Explanations are all meta-. They are meta-poetry, meta-art. Theory explains, but it has never been able to successfully dictate art-making.

Jim Murdoch said...

Art, I think on the point of explanations I don't mind if the poet explains something about the poem as I often do in my posts, what I objected to at school were teachers who had no passion for poetry doing dry, by-the-numbers dissections of the same poems year in and year out. I'm not going to explain all my poetry – I couldn't – but I will happily explain some of it so that new poets can learn from me. It was what I was looking for when I was young and even now I want to ask people why they do the things they do, what were they hoping to express or add to the piece? My experience of school was clearly very different to you. No one, at an age when I would appreciate it, taught me to write poetry. At primary school, yes, we were asked to write poetry and it was assumed because we'd read a bit that we'd just know how. And what we produced is what you would expect, bad rhymes and poor rhythms.

I agree, people need to make poetry their own, but there are techniques to poetry and these can be taught. Not every new poet is keen to learn, many want to do their own thing and sure they will stumble upon metaphors and onomatopoeias and oxymorons all by themselves; they may not know the names for what they're doing but they'll do it anyway. My own daughter was super-resistant to being taught anything and she hardly showed me a thing she wrote; I never pushed and now she's a grown woman I've still seen hardly anything she's ever written. I just don't think that being chucked in the deep end is the only way to learn to swim. That said, you can't learn to swim from looking at a book, can you?

I look forward to seeing what Claire can come up with and I'm happy to support her in what ways I can.
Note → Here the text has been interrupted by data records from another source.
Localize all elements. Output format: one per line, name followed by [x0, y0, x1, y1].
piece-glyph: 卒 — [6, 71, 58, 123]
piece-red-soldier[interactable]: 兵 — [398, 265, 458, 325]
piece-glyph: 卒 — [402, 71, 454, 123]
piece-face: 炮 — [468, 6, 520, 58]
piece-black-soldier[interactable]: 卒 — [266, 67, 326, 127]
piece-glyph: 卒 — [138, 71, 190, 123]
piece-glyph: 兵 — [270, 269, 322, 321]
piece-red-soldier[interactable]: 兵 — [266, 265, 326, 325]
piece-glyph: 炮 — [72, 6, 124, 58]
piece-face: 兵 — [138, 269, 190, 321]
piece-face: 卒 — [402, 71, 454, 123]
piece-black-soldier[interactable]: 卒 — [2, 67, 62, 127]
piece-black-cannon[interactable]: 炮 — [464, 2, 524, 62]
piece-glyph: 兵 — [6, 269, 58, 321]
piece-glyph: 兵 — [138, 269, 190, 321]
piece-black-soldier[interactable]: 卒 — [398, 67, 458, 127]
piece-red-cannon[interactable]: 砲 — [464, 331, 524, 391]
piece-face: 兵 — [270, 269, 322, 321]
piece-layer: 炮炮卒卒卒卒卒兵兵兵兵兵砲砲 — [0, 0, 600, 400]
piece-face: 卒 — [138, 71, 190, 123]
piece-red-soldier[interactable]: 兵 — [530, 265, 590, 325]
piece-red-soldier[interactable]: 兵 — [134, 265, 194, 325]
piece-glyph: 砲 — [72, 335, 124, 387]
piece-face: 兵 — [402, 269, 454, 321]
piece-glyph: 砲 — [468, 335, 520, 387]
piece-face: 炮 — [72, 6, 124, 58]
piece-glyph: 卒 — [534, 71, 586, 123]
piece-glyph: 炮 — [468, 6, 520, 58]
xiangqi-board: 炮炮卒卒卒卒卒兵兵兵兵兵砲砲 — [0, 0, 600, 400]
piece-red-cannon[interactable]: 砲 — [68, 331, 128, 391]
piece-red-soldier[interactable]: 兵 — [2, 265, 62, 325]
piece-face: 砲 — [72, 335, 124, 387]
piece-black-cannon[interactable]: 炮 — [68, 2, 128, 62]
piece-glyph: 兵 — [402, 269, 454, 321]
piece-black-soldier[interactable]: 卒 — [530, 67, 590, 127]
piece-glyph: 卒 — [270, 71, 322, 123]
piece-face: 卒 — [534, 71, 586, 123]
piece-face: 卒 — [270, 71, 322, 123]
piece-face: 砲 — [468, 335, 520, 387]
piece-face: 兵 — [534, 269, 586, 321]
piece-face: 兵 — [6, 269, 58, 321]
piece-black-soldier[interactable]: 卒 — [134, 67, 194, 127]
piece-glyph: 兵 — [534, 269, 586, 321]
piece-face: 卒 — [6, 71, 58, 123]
And if I learn something on the way then that'll be a bonus.

Art Durkee said...

I never meant to imply poets shouldn't know their craft. I just always want to be clear that craft serves the inspiration—having something to say—and not the other way around. it seems to me a lot of those obscure puzzle-box poems we've been inflicted by for awhile now are precisely those poems in which craft dominates everything else.

The problem is, we CAN teach craft, but we CANNOT teach inspiration. If a poet has nothing to say, nothing in the world can save the poem.

I'm fine with talking about the poem, talking about the process of making the poem. And I'm with you about dry dissections as analyses. I just want to be certain that talking about the poem doesn't kill the experience of inhabiting the poem as an aesthetic experience. over-explanations can kill the fun even if they're not dry dissections. It's a fine line that needs to be carefully watched, that's all.